Editorial. Rays of hope amidst uncertainty in the New Year bl-premium-article-image

Updated - January 01, 2023 at 08:18 PM.
Inflation is India has abated in November bringing all-round relief

Few would disagree with the proposition that 2022 actually turned out to be a pretty bad year, despite Covid receding in most parts of the world early on. The world was rocked by the Russia-Ukraine war in February, sending economies that were just trying to find their feet after Covid into yet another tailspin –induced by energy inflation (which has abated in recent months), followed by another round of supply disruptions.

If Russian President Vladimir Putin looks implacable to this day, China’s President Xi Jinping seems to have decided to flex the country’s military muscle after the October plenary of the Communist Party. India’s G-20 Presidency runs up against the challenge of containing a truculent, autocratic China, and keeping its ties with the US and Europe on an even keel, as the country maintains a studied neutrality in the ongoing war in Ukraine. But even as China has become an ‘X’ factor, not least because of a surge in Covid, there are good enough reasons to assume that 2023 will be a better year for the world – and for India.

Talk of recession could appear overblown, as the Bank of International Settlements chief Agustin Carstens has recently observed. According to him, central banks the world over are close to hitting their terminal rates. Inflation in the OECD is expected to fall from 9.4 per cent to 6.5 per cent and in the US from 6.2 per cent to 3.5 per cent, according to the OECD’s November 2022 assessment of the world economy. It says world growth could fall from 3.1 per cent to 2.2 per cent, “with the major Asian emerging-market economies accounting for close to three-quarters of global GDP growth in 2023”. But the Chinese economy, which grew by 3.3 per cent in 2022, may not go up to the expected 4.6 per cent if Covid does not abate soon. India is expected to grow 5.7 per cent this year, against 6.9 per cent in 2022, better than the rest of the world. Its strengths are its forex cover, receding inflation, its discounted oil imports and, above all, political stability – a cause for investor confidence despite a rising deficit on the current account.

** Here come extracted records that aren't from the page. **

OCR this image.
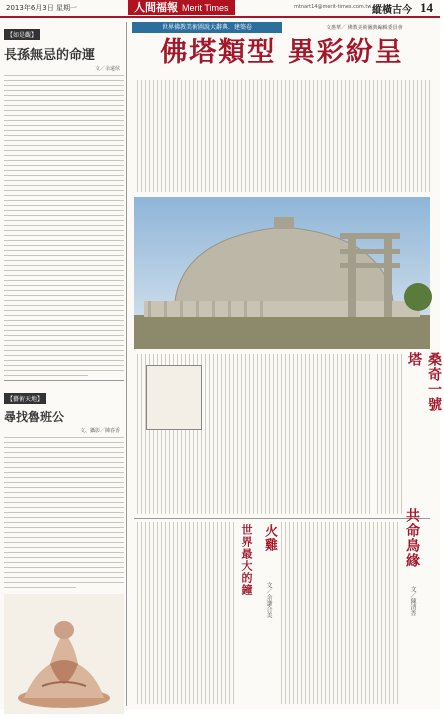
2013年6月3日 星期一	人間福報 Merit Times	mtnart14@merit-times.com.tw 縱橫古今 14
【如是觀】
長孫無忌的命運
文／余遠炫
【藝術天地】
尋找魯班公
文、攝影／陳春香
世界佛教美術圖說大辭典．建築卷	文惠華／ 佛教美術圖典編輯委員會
佛塔類型 異彩紛呈
桑奇一號塔
世界最大的鐘 火雞
文／余謙合美
共命鳥緣
文／陳清香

Another happy augury is that the financial froth brought upon by years of easy money and loose fiscal policy post-Covid has been drained out. The crypto rout and the FTX implosion were waiting to happen as interest rates tightened rapidly in the US. The return to sanity in the world of finance comes as a great relief – despite the rout in global equities, the worst since 2008. But 2022 has set the trend in some other ways. The US’ Inflation Reduction Act passed in August is protectionist in its renewables push. Deglobalisation is back, and that can hurt trade and growth, even if India gains from re-ordering of supply chains. Ultimately, the prospects for 2023 would depend on when and how the Ukraine war ends. Chances are that 2023 could turn out to be the normal year that 2022 was expected to be.